Since \(\displaystyle{ \sum_{n=2}^{\infty}{(-1)^n a_n} = \sum_{n=2}^{\infty}{ \frac{(-1)^n n}{ (\ln( n ))^2 } } }\) we know that \(\displaystyle{ a_n = \frac{n}{ (\ln( n ))^2 } }\)

and so we can write \(\displaystyle{\lim_{n \to \infty}{a_n} = \lim_{n \to \infty}{\frac{n}{(\ln( n ))^2}} }\).

Plugging in infinity directly yields \(\infty / \infty\), which is indeterminate. So we can use L'Hôpital's Rule.

\(\displaystyle{ \begin{array}{rcl} \lim_{n \to \infty}{a_n} & = & \lim_{n \to \infty}{\frac{n}{(\ln( n ))^2}} \\\\ & = & \lim_{n \to \infty}{\frac{1}{(2 \ln( n ))(1/n)}} \\\\ & = & \lim_{n \to \infty}{\frac{n}{2 \ln( n )}} \\\\ & = & \lim_{n \to \infty}{\frac{1}{2/n}} \\\\ & = & \lim_{n \to \infty}{\frac{n}{2}} = \infty \end{array} }\)

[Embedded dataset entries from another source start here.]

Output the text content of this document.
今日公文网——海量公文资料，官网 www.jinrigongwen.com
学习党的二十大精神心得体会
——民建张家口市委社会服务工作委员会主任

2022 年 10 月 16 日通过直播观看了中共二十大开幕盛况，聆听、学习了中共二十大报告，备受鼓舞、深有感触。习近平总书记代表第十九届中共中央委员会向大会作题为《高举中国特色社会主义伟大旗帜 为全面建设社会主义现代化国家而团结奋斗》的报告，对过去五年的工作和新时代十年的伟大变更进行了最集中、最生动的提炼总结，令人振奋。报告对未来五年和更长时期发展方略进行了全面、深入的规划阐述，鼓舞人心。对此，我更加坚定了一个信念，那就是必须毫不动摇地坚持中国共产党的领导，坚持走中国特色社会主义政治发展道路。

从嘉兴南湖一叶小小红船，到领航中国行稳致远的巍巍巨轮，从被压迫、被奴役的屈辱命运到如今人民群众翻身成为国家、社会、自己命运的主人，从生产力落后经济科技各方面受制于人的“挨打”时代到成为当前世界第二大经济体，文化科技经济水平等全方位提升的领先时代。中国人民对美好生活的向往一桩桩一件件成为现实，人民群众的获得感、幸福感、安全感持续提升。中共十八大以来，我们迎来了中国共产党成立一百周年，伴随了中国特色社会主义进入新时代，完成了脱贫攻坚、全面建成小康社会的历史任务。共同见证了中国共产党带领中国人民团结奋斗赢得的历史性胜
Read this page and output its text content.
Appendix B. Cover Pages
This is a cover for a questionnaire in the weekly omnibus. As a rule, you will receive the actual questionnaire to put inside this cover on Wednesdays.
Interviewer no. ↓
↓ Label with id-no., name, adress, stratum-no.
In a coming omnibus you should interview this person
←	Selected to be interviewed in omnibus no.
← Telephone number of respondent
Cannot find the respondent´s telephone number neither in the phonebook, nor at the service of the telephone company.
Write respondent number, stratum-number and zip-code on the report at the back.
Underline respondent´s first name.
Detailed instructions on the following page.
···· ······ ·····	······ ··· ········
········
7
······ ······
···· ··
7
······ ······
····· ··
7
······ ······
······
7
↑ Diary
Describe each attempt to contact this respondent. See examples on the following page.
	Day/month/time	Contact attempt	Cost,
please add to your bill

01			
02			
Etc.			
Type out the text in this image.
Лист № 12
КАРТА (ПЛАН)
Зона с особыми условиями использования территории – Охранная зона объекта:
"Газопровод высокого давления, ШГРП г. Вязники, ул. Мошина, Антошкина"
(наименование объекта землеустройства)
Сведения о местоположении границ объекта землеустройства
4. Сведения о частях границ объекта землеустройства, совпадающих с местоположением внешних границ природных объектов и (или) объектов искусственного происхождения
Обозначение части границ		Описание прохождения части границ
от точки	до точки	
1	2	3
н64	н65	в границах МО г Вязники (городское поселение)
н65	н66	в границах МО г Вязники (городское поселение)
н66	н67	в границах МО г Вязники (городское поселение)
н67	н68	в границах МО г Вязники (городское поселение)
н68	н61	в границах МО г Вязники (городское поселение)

In the work above, we used L'Hôpital's Rule twice. This is actually the nth-Term Test that tells us that the series diverges.

Note: You may be tempted to say that the series diverges by the Alternating Series Test. However, the Alternating Series Test can be used only for convergence. So, it is not correct to say that we used it for divergence. See the infinite series table to confirm this.

In order to determine what the limit \(\displaystyle{\lim_{n\to\infty}{\sin(\pi n/2)}}\) does, you need to think about the sine function. Basically, the sine function takes angles and maps them to the range \(-1 \to 1\). So as \(n \to \infty\) the sine function oscillates between -1 and 1. It never settles at a specific value and, more importantly for us here, it never settles or approaches zero.

Since \(\displaystyle{\lim_{n\to\infty}{\sin(\pi n/2)}\neq 0}\), this series diverges by the nth-Term Test.